Buprenorphine and Methadone reduce cravings and trick the brain into thinking it is still getting the problem opioid.
Naltrexone helps overcome addiction in a different way. It blocks the effect of opioid drugs. This takes away the feeling of getting high if the problem drug is used again.
Buprenorphine reduces cravings and tricks the brain into thinking it is still getting the problem opioid. It suppresses and reduces cravings for the abused drug. The person taking the medication feels normal, not high, and withdrawal does not occur. Learn more about buprenorphine.
Methadone tricks the brain into thinking it’s still getting the abused drug. In fact, the person is not getting high from it and feels normal, so withdrawal doesn’t occur.
Naltrexone works differently than methadone and buprenorphine in the treatment of opioid dependency. If a person using naltrexone relapses and uses the abused drug, naltrexone blocks the euphoric and sedative effects of the abused drug and prevents feelings of euphoria.
Buprenorphine and naltrexone are dispensed at treatment centers or prescribed by doctors.
As a part of its comprehensive strategy to address the opioid use crisis and overdose epidemic in the United States, SAMHSA launched a new interactive tool for consumers. Decisions in Recovery: Treatment for Opioid Use Disorder supports people with opioid use disorder in making informed decisions about their care and treatment choices.

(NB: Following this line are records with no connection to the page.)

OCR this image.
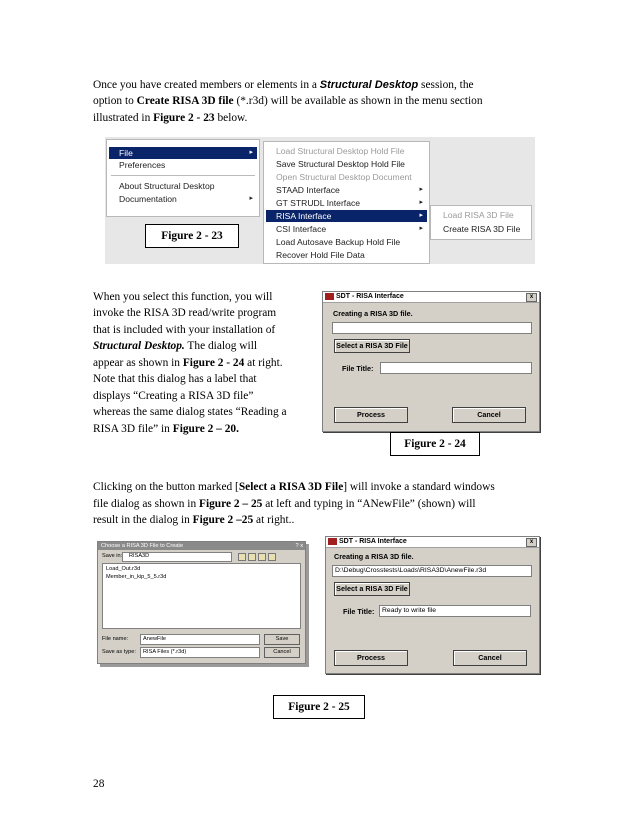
Once you have created members or elements in a Structural Desktop session, the
option to Create RISA 3D file (*.r3d) will be available as shown in the menu section
illustrated in Figure 2 - 23 below.
File	▸
Preferences
About Structural Desktop
Documentation	▸
Load Structural Desktop Hold File
Save Structural Desktop Hold File
Open Structural Desktop Document
STAAD Interface	▸
GT STRUDL Interface	▸
RISA Interface	▸
CSI Interface	▸
Load Autosave Backup Hold File
Recover Hold File Data
Load RISA 3D File
Create RISA 3D File
Figure 2 - 23
When you select this function, you will
invoke the RISA 3D read/write program
that is included with your installation of
Structural Desktop. The dialog will
appear as shown in Figure 2 - 24 at right.
Note that this dialog has a label that
displays “Creating a RISA 3D file”
whereas the same dialog states “Reading a
RISA 3D file” in Figure 2 – 20.
SDT - RISA Interface	x
Creating a RISA 3D file.
Select a RISA 3D File
File Title:
Process	Cancel
Figure 2 - 24
Clicking on the button marked [Select a RISA 3D File] will invoke a standard windows
file dialog as shown in Figure 2 – 25 at left and typing in “ANewFile” (shown) will
result in the dialog in Figure 2 –25 at right..
Choose a RISA 3D File to Create	? x
Save in: RISA3D
Load_Out.r3d
Member_in_kip_5_5.r3d
File name:	AnewFile	Save
Save as type: RISA Files (*.r3d)	Cancel
SDT - RISA Interface	x
Creating a RISA 3D file.
D:\Debug\Crosstests\Loads\RISA3D\AnewFile.r3d
Select a RISA 3D File
File Title:	Ready to write file
Process	Cancel
Figure 2 - 25
28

The online tool and accompanying handbook were developed to help people with opioid use disorder learn about medication-assisted treatment (MAT), explore and compare treatment options, and discuss treatment preferences with their healthcare provider.
Taking medication for opioid addiction is like taking medication to control heart disease or diabetes. It is NOT the same as substituting one addictive drug for another and, taken properly, does NOT create a new addiction.